W najnowszym sondażu SW Research dla „Rzeczpospolitej” zapytano respondentów: „Czy, gdyby na Ukrainie pojawiły się siły pokojowe, w ich skład powinni wchodzić polscy żołnierze?”
61,1 proc. badanych jest przeciwna takiemu pomysłowi, a 17,3 proc. opowiedziało, że zgadza się pozytywnie za takim rozwiązaniem. 21,6 proc. nie miało zdania w tej sprawie.
Sondaż o polskich wojskach w Ukrainie. Większość respondentów przeciwna
Biorąc pod uwagę płeć, z badania wynika, że 63,9 proc. mężczyzn i 58,7 proc. kobiet nie chce Polskich żołnierzy w Ukrainie.
Takie zdanie posiadają również najmłodsze osoby biorące udział w badaniu – wśród nich 69 proc. respondentów nie chce wysłania Polaków na ziemie naszego wschodniego sąsiada. Władze Polski zastrzegają, iż nasz kraj nie zamierza wysyłać armii do Ukrainy.
– Zaangażowanie polskich żołnierzy w działania pokojowe najczęściej popierają respondenci posiadający wykształcenie zasadnicze zawodowe (27 proc.) – skomentowała powyższe wyniki Wiktoria Maruszczak, senior project manager w SW Research.
Władimir Putin stawia warunki.

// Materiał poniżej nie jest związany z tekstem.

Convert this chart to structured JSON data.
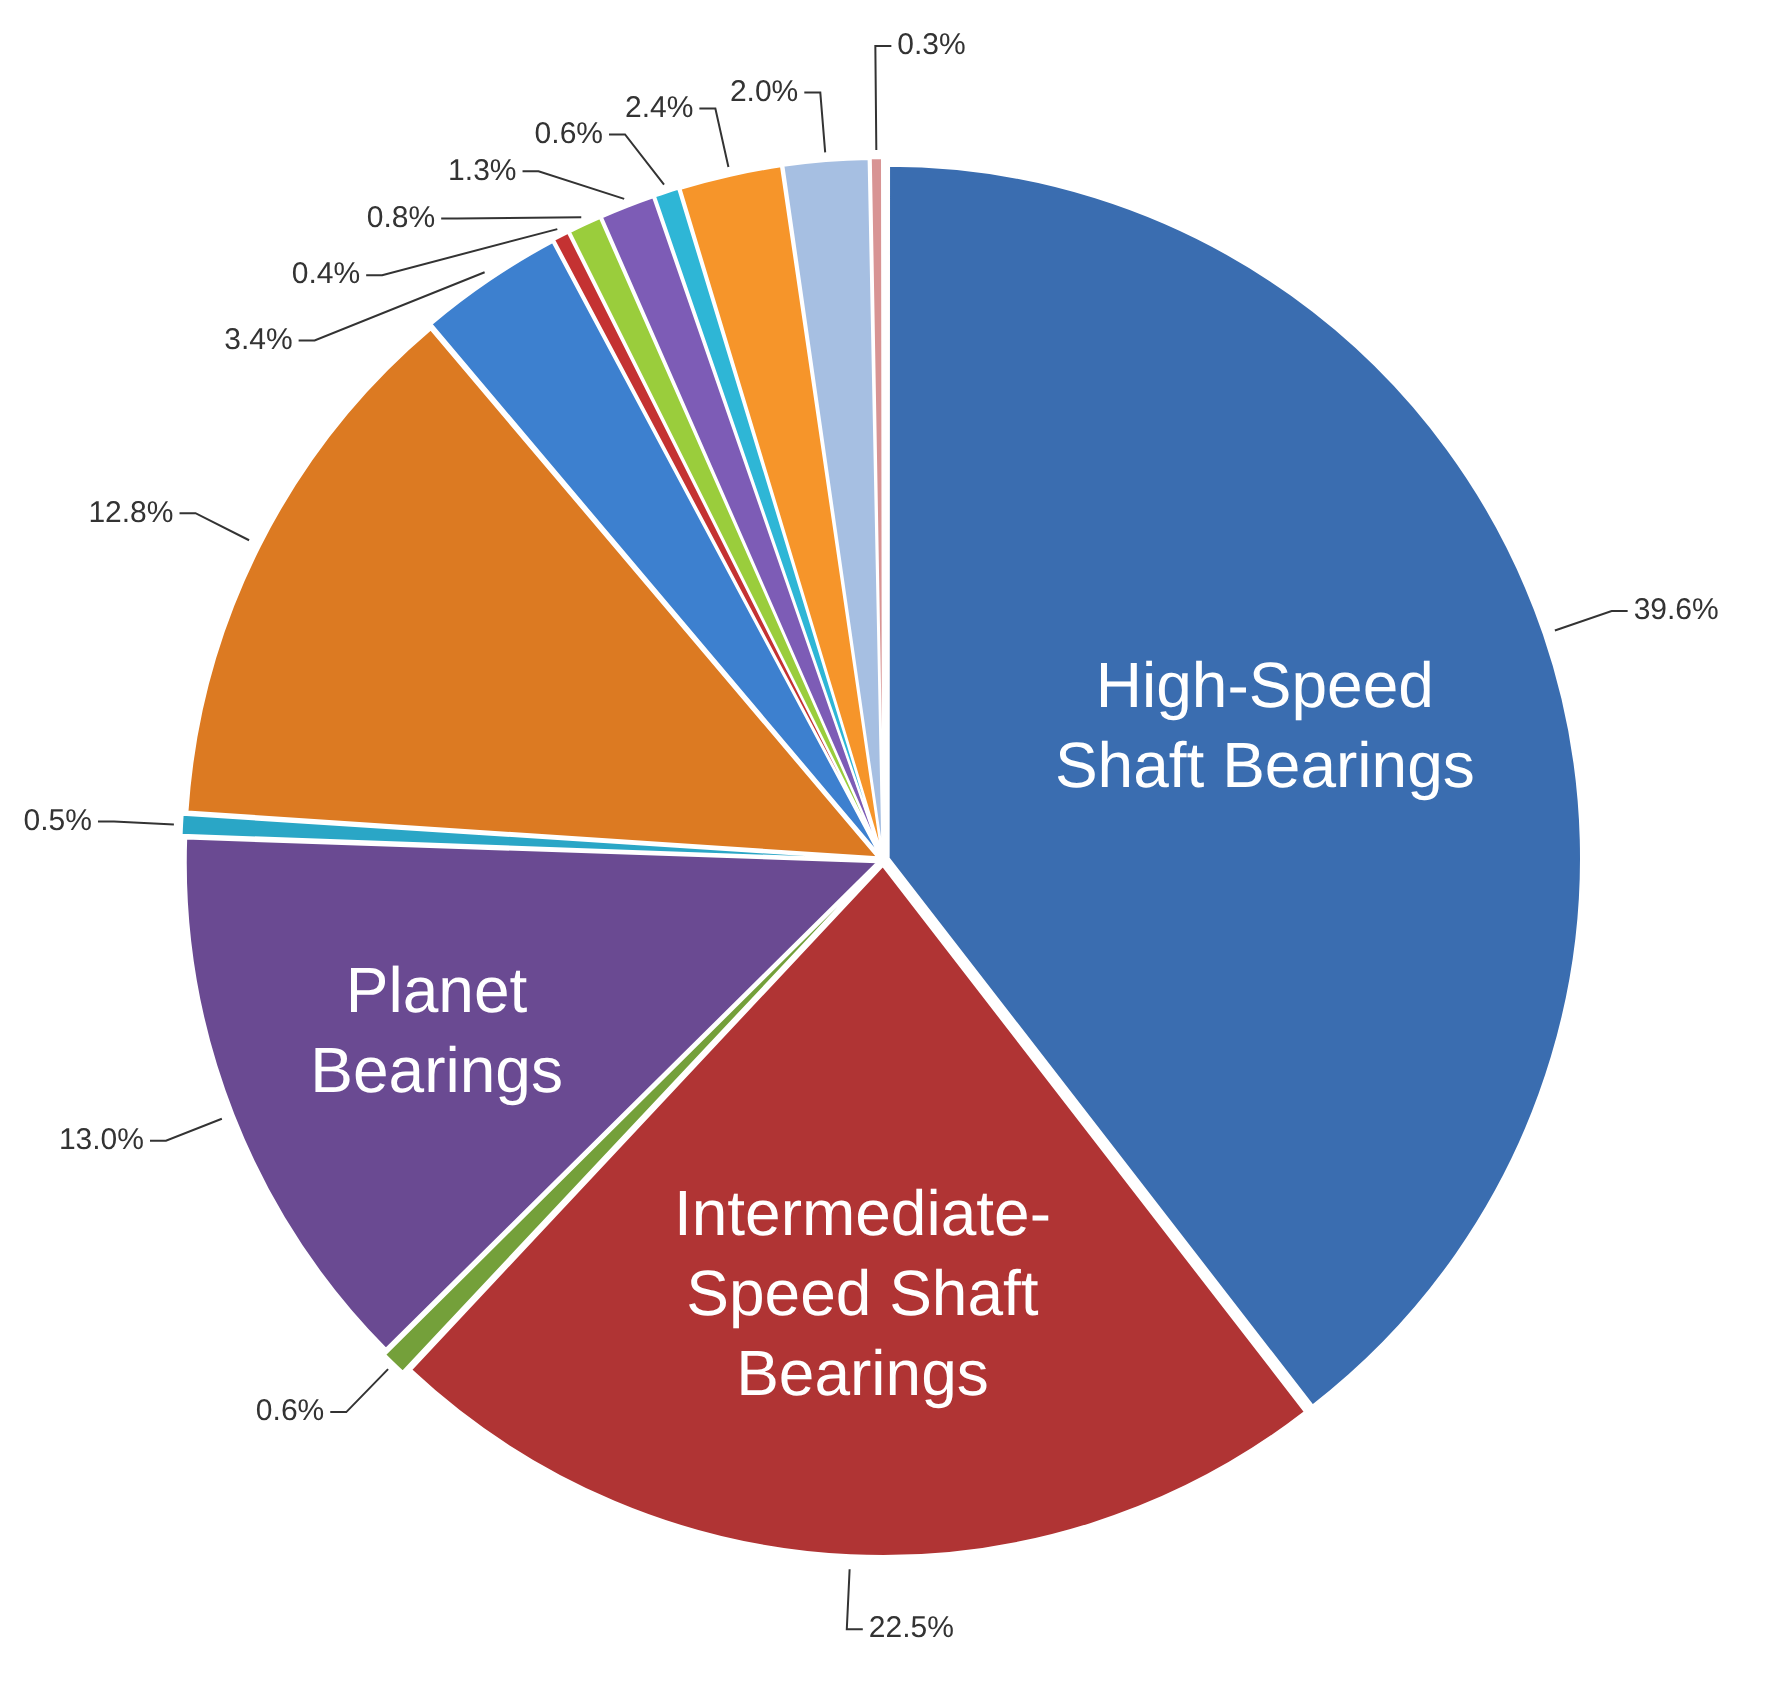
{
  "chart_data": {
    "type": "pie",
    "categories": [
      "High-Speed Shaft Bearings",
      "Intermediate-Speed Shaft Bearings",
      null,
      "Planet Bearings",
      null,
      null,
      null,
      null,
      null,
      null,
      null,
      null,
      null,
      null
    ],
    "values": [
      39.6,
      22.5,
      0.6,
      13.0,
      0.5,
      12.8,
      3.4,
      0.4,
      0.8,
      1.3,
      0.6,
      2.4,
      2.0,
      0.3
    ],
    "value_labels": [
      "39.6%",
      "22.5%",
      "0.6%",
      "13.0%",
      "0.5%",
      "12.8%",
      "3.4%",
      "0.4%",
      "0.8%",
      "1.3%",
      "0.6%",
      "2.4%",
      "2.0%",
      "0.3%"
    ],
    "colors": [
      "#3a6db0",
      "#b03434",
      "#74a03a",
      "#6a4a92",
      "#2aa6c6",
      "#dc7a22",
      "#3d80cf",
      "#c43232",
      "#9acd3c",
      "#7d5cb6",
      "#2eb6d6",
      "#f6952a",
      "#a6bfe2",
      "#d89494"
    ],
    "legend": false
  }
}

Dotyczą m.in. obcych wojsk w Ukrainie
Po spotkaniu Wołodymyra Zełenskiego i Donalda Trumpa w Białym Domu, prezydent USA oznajmił, że Rosja wyraziła zgodę na gwarancje bezpieczeństwa dla Ukrainy. Federacja Rosyjska nie zgadza się jednak, aby było ona realizowana w formie obecności międzynarodowych sił na terytorium Ukrainy.
Putin chce, by Ukraina porzuciła ambicje związane z obecnością w NATO. W tej kwestii wielokrotnie głos zabierał również Donald Trump, który wskazywał, że kraj nigdy nie stanie się częścią Sojuszu.
Oprócz tego Kreml zamierza postawić również warunki wobec NATO. Chce prawnie wiążącego zobowiązania, że Sojusz Północnoatlantycki nie posunie się ani trochę na wschód.